First Things First - Where to Start

Mar 4, 2009 at 2:26 PM
So the proposed starting point is in the block logic.  I think I'll start in on the F# libraries for how data will be stored locally on each machine in blocks.  This would included any functionatlity we think a block should have like:
  1. Appending
  2. Splitting
  3. Max / Min
  4. Sorting
  5. Removing an element

Seperate from this would be the logic that actually tracks these blocks.  More on that later, but I'm thinking a sql express db which holds basic info like:

  1. Location of block
  2. First / Last
  3. Size

Then obviously we'll need logic for blocks accross multiple machines like:

  1. Whose also got a copy
  2. Before first / after last Link List style references to info on other machines relative to a block
  3. Load of blocks on this machine and others for balancing

Then comes the real crux, the messaging tier through which all machines communicate this information to each other and make desicions about trading, distributing, backing up, etc.

Mar 9, 2009 at 2:41 AM

So in addition to the steps above, I've been thinking about some of the details of sorting, load balancing and a couple other elements of the blocks.

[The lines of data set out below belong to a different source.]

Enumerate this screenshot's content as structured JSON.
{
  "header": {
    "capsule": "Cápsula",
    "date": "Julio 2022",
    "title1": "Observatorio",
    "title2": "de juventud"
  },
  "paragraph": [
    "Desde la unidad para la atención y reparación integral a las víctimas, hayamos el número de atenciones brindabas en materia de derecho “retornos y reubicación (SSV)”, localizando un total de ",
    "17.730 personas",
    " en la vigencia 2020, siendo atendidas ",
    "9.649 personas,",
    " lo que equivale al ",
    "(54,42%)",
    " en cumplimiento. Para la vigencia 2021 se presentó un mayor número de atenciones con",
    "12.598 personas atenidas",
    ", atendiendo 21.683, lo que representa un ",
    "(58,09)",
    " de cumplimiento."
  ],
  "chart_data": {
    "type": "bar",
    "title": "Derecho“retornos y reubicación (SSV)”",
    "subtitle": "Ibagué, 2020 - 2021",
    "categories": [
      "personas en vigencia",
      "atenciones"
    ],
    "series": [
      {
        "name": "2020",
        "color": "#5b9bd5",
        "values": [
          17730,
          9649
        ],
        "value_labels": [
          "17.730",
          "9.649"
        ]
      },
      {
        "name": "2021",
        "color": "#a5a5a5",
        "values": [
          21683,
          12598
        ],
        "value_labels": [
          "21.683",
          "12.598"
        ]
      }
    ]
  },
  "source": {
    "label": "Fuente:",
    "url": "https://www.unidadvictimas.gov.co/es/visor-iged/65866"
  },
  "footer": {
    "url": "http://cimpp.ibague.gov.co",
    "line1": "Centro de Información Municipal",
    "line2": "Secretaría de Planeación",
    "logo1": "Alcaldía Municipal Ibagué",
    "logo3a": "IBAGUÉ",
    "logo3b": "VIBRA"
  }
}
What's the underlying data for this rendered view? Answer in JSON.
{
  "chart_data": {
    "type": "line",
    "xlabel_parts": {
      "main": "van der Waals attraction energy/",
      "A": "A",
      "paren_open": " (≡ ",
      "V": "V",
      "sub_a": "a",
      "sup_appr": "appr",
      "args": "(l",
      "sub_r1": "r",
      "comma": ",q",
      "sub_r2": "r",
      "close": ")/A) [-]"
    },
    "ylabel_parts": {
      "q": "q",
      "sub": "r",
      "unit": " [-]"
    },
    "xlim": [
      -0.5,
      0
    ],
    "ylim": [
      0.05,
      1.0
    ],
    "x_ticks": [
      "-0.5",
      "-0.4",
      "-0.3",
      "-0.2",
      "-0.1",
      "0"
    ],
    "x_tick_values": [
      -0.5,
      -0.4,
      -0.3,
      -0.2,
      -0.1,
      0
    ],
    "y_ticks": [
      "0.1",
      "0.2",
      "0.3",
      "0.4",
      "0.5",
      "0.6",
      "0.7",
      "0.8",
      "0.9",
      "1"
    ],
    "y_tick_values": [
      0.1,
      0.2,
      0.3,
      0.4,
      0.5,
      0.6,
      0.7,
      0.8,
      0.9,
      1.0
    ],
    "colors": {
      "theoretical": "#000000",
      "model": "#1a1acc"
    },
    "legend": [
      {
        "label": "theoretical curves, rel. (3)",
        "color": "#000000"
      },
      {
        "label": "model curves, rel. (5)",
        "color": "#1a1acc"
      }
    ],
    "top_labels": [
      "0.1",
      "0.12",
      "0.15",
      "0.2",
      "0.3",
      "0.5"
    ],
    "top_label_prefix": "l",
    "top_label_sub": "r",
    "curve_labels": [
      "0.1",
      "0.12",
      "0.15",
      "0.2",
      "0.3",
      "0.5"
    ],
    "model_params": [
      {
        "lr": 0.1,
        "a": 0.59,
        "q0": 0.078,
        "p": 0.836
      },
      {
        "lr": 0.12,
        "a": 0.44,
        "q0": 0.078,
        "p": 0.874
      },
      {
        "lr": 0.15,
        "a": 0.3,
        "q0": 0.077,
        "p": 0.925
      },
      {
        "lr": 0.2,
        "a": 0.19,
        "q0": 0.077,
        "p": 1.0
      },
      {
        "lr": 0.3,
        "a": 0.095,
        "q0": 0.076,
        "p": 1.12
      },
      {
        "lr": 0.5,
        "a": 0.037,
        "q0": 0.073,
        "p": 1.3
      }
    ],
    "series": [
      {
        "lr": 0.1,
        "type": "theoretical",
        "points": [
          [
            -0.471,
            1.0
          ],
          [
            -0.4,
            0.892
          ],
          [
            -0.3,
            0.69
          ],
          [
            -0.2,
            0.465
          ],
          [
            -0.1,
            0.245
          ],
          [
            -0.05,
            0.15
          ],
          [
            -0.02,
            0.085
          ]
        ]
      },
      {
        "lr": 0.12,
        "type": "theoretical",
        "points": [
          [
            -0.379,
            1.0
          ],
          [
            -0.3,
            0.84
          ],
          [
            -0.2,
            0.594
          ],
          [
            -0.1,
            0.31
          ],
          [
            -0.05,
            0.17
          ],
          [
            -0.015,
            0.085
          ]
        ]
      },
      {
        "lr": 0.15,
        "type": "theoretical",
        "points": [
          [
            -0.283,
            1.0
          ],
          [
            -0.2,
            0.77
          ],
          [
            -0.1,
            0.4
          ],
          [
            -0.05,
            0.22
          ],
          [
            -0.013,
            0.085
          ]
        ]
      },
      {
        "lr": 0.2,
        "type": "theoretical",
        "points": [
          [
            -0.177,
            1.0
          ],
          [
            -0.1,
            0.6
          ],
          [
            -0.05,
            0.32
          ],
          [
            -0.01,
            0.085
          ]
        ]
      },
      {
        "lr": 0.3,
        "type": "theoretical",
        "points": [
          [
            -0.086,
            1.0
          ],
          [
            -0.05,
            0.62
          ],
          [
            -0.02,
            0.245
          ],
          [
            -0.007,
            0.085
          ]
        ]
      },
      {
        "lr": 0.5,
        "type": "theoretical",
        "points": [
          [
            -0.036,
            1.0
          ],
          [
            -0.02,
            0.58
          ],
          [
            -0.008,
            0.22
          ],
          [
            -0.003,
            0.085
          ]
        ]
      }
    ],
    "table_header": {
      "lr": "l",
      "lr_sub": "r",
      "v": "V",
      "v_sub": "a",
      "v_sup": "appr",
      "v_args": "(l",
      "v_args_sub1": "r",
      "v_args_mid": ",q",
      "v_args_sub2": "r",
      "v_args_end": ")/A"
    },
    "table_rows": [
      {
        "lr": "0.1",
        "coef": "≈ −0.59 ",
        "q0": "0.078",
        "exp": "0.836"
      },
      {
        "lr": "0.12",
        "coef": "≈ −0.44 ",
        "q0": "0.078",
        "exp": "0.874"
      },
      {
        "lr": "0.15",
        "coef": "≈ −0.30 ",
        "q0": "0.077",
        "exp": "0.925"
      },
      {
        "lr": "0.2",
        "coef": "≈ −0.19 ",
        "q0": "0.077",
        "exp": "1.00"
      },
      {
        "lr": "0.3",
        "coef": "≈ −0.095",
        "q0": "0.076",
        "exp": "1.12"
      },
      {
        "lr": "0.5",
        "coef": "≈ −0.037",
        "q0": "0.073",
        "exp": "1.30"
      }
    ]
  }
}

I've decided to start with two underlying structures divvies and regions.  The main difference being that regions are key based (not to say divvies couldn't be), but preproccessing is put into sorting, deduping, and localizing regions (similiar to the concept of regions in HBase), but some data sets may not require this overhead.  For instance key based searches, relationsional data sets, map reduce, all may be good for types of regions, but do you really need all that for a distributed grep (search).

The plan is to have multiple types of structures available which can be declared when the set is created (a maybe switched at a later time), of which I think many will come from these two primary concepts.  I would like to some documentation in source control to start fleshing this out.